Many have been tempted to do evil things so that they don’t suffer rejection. Some of your friends might pressure you into the ungodly way of life. It could be running away from your marriage, ending that relationship, avenging yourself and so on. Remain assertive in such situations and stand for what is truthful and admirable. What honours God might dishonour them or even be undesirable to people or even fail to appeal to you as an individual, but then there lies a decision on whom to pledge your allegiance. Stand on the principles of God’s Word, seek restoration with those who left you. They may learn from you and live to treat others well, but if you reject them in return, you may deny God an opportunity to glorify himself (Genesis 50:20).

EXTEND GOD’S LOVE AND ACCEPTANCE

It is one thing to be treated the way we wouldn’t love and another to treat others well. God desires that you love and accept people unconditional as he does with us (Ephesians 5:1-2).
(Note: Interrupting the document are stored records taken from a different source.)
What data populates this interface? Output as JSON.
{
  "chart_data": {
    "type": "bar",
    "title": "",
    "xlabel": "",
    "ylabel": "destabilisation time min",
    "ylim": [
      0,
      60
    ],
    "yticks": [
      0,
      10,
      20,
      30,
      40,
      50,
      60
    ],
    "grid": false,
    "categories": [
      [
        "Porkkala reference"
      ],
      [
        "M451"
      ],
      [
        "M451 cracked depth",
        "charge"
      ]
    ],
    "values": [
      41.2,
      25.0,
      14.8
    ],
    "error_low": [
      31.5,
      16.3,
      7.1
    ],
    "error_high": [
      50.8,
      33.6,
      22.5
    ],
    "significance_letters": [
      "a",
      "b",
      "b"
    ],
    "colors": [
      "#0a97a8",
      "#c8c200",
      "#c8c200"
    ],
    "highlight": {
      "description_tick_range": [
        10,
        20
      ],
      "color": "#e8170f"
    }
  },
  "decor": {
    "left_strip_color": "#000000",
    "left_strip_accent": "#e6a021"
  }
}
Therefore, don’t take people through the painful path you have walked. Instead, treat people as you would have loved to be treated (Matthew 22:39). If issues hold you back from showing kindness, ask God to come through and help (Ephesians 4:32).

CONCLUSION

Rejection is real and a tough thing to handle. However, we can overcome this as we seek to please God ad to abide by his Word. We choose who to define us and who to follow. Resolve to honour God in every circumstance. Treat humanity with God as God loved humanity and even sent his own Son to save us.